If the where/how/how big is not under their control, then I could see an even greater imbalance in amount of legwork than we see in canon: Ax and Tobias would be acquiring everything they can since they don't have cover to maintain, while the four human characters would be bracing themselves for catastrophe every time they got a new set of DNA. Also, Marco's dad would be even more convinced than in canon that Marco has joined an LA street gang. Since this is Peter we're talking about, he wouldn't necessarily do anything about it, but he would be extremely concerned.
Thought: What if the size/placement/vividness of the tattoo directly correlated to use/connection with the morph? So the fly morph is a pinprick somewhere on their body they're not even aware of, but Tobias has a red-tailed hawk tattoo in his human form that spreads across his entire back?
Ohhhhh I love this idea.

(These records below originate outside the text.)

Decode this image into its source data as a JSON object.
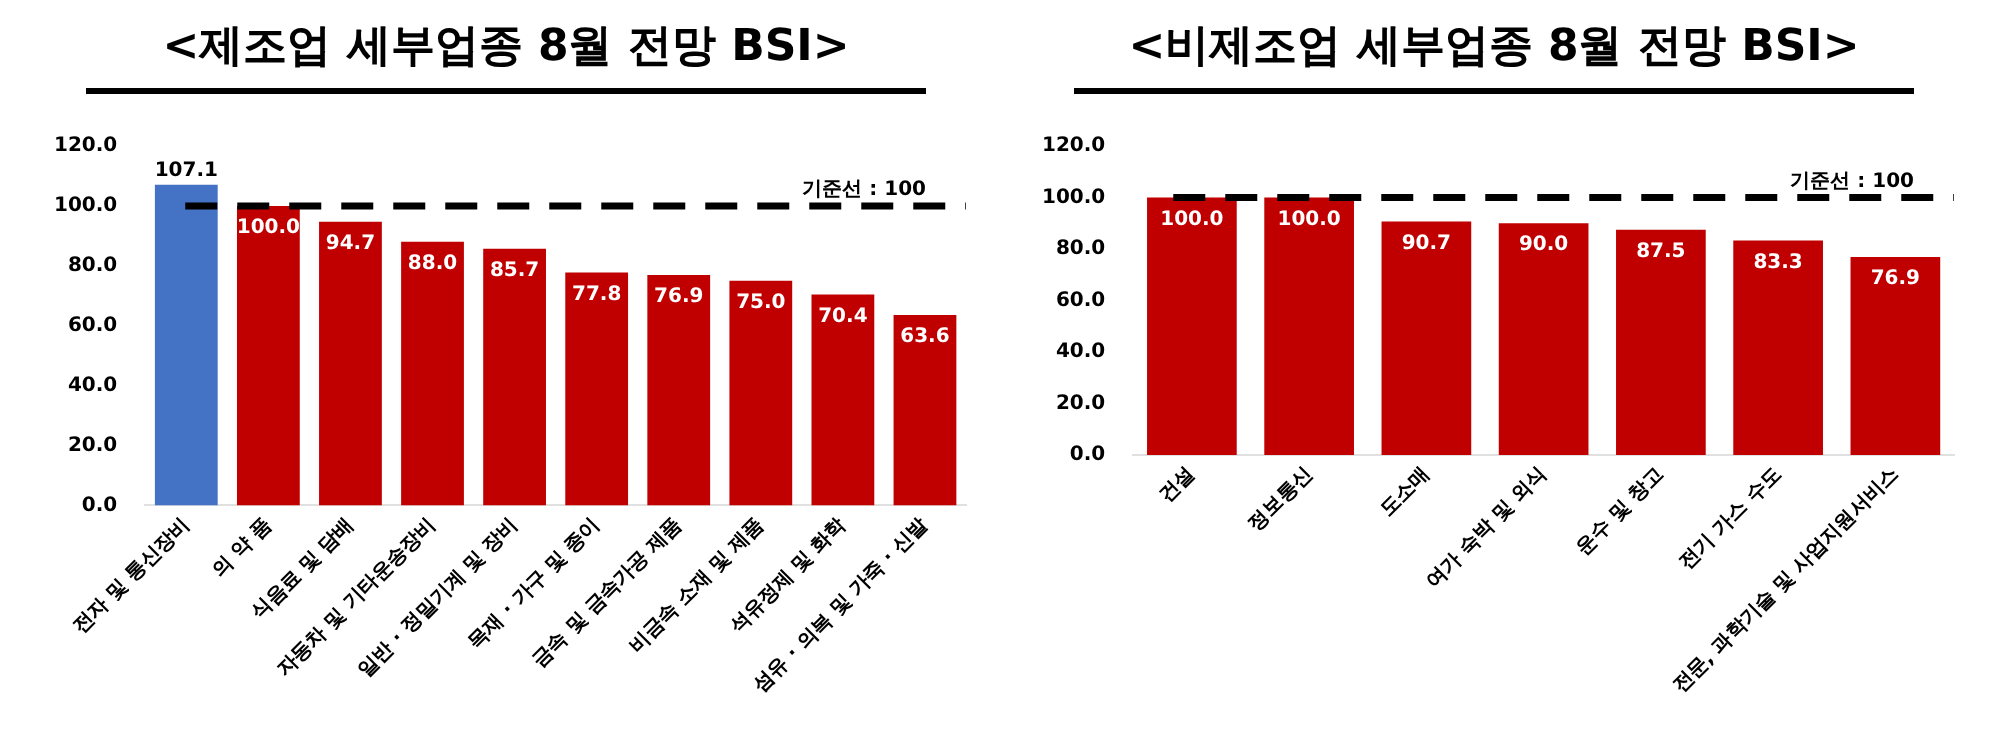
{
  "chart_data": [
    {
      "type": "bar",
      "title": "<제조업 세부업종 8월 전망 BSI>",
      "categories": [
        "전자 및 통신장비",
        "의 약 품",
        "식음료 및 담배",
        "자동차 및 기타운송장비",
        "일반 · 정밀기계 및 장비",
        "목재 · 가구 및 종이",
        "금속 및 금속가공 제품",
        "비금속 소재 및 제품",
        "석유정제 및 화학",
        "섬유 · 의복 및 가죽 · 신발"
      ],
      "values": [
        107.1,
        100.0,
        94.7,
        88.0,
        85.7,
        77.8,
        76.9,
        75.0,
        70.4,
        63.6
      ],
      "value_labels": [
        "107.1",
        "100.0",
        "94.7",
        "88.0",
        "85.7",
        "77.8",
        "76.9",
        "75.0",
        "70.4",
        "63.6"
      ],
      "colors": [
        "#4472c4",
        "#c00000",
        "#c00000",
        "#c00000",
        "#c00000",
        "#c00000",
        "#c00000",
        "#c00000",
        "#c00000",
        "#c00000"
      ],
      "ylim": [
        0,
        120
      ],
      "yticks": [
        {
          "value": 0,
          "label": "0.0"
        },
        {
          "value": 20,
          "label": "20.0"
        },
        {
          "value": 40,
          "label": "40.0"
        },
        {
          "value": 60,
          "label": "60.0"
        },
        {
          "value": 80,
          "label": "80.0"
        },
        {
          "value": 100,
          "label": "100.0"
        },
        {
          "value": 120,
          "label": "120.0"
        }
      ],
      "ref_lines": [
        {
          "axis": "y",
          "value": 100,
          "label": "기준선 : 100",
          "color": "#000000",
          "line_style": "dashed"
        }
      ],
      "grid": false,
      "legend": false
    },
    {
      "type": "bar",
      "title": "<비제조업 세부업종 8월 전망 BSI>",
      "categories": [
        "건설",
        "정보통신",
        "도소매",
        "여가 숙박 및 외식",
        "운수 및 창고",
        "전기 가스 수도",
        "전문, 과학기술 및 사업지원서비스"
      ],
      "values": [
        100.0,
        100.0,
        90.7,
        90.0,
        87.5,
        83.3,
        76.9
      ],
      "value_labels": [
        "100.0",
        "100.0",
        "90.7",
        "90.0",
        "87.5",
        "83.3",
        "76.9"
      ],
      "colors": [
        "#c00000",
        "#c00000",
        "#c00000",
        "#c00000",
        "#c00000",
        "#c00000",
        "#c00000"
      ],
      "ylim": [
        0,
        120
      ],
      "yticks": [
        {
          "value": 0,
          "label": "0.0"
        },
        {
          "value": 20,
          "label": "20.0"
        },
        {
          "value": 40,
          "label": "40.0"
        },
        {
          "value": 60,
          "label": "60.0"
        },
        {
          "value": 80,
          "label": "80.0"
        },
        {
          "value": 100,
          "label": "100.0"
        },
        {
          "value": 120,
          "label": "120.0"
        }
      ],
      "ref_lines": [
        {
          "axis": "y",
          "value": 100,
          "label": "기준선 : 100",
          "color": "#000000",
          "line_style": "dashed"
        }
      ],
      "grid": false,
      "legend": false
    }
  ]
}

Tiger stripes gradually creeping up Jake's arms, Ax getting more and more human figures across his flanks, Cassie having just dozens of tattoos spreading outward...
Poor Tobias would have all sort of tattoos on his hawk body.
Hot take: the authors purposefully kept the Animorphs from ever properly taking advantage of a raccoon morph (until Book 52, maybe) because racoon morphs are too OP. Change my mind, tumblr.
I guess I'm not of the mindset that there are animals more OP or UP than others. It feels antithetical to the whole philosophy of Animorphs, which is all about all animals having unexpected advantages and there being no such thing as a "best" animal.
That said. What advantages does raccoon have? Genuine question — all I know about them is a) rabies and b) trash theft.
they are basically everywhere in the states [although i dont know much about beaches or the raccoons there?] so its hard to be suspicious of them, theyre also well known for trying to get into stuff which helps evade suspicion
downside: people are terrified of rabies and call animal control on raccoons if they are 1) active in daylight or 2) acting strangely in ANY way
Fascinated by the juxtaposition here.
Honestly in my experience both of these are accurate
who was the first to grow facial hair, jake or marco?
Definitely Marco. I mean, Jake's may have sprouted first, but if so he'd shave it off like a responsible teen. Marco would be the one showing off his three mustache hairs around the school for a solid 1.5 grades.
Jake morphed Homer though.
Do you think Visser One’s yeerk box at the trial was lavender because of Andalite sexism, like a sort of “you are not in the military anymore” deal?
I promise I tried googling this but got nothing. What does lavender have to do with court martial/dishonorable discharge?
Female andalites are purple and don’t have the same military roles as male andalites, so I wasn’t sure if it could be interpreted that way (the book explicitly mentions it being lavender for a reason) or if that was me reading too much into it.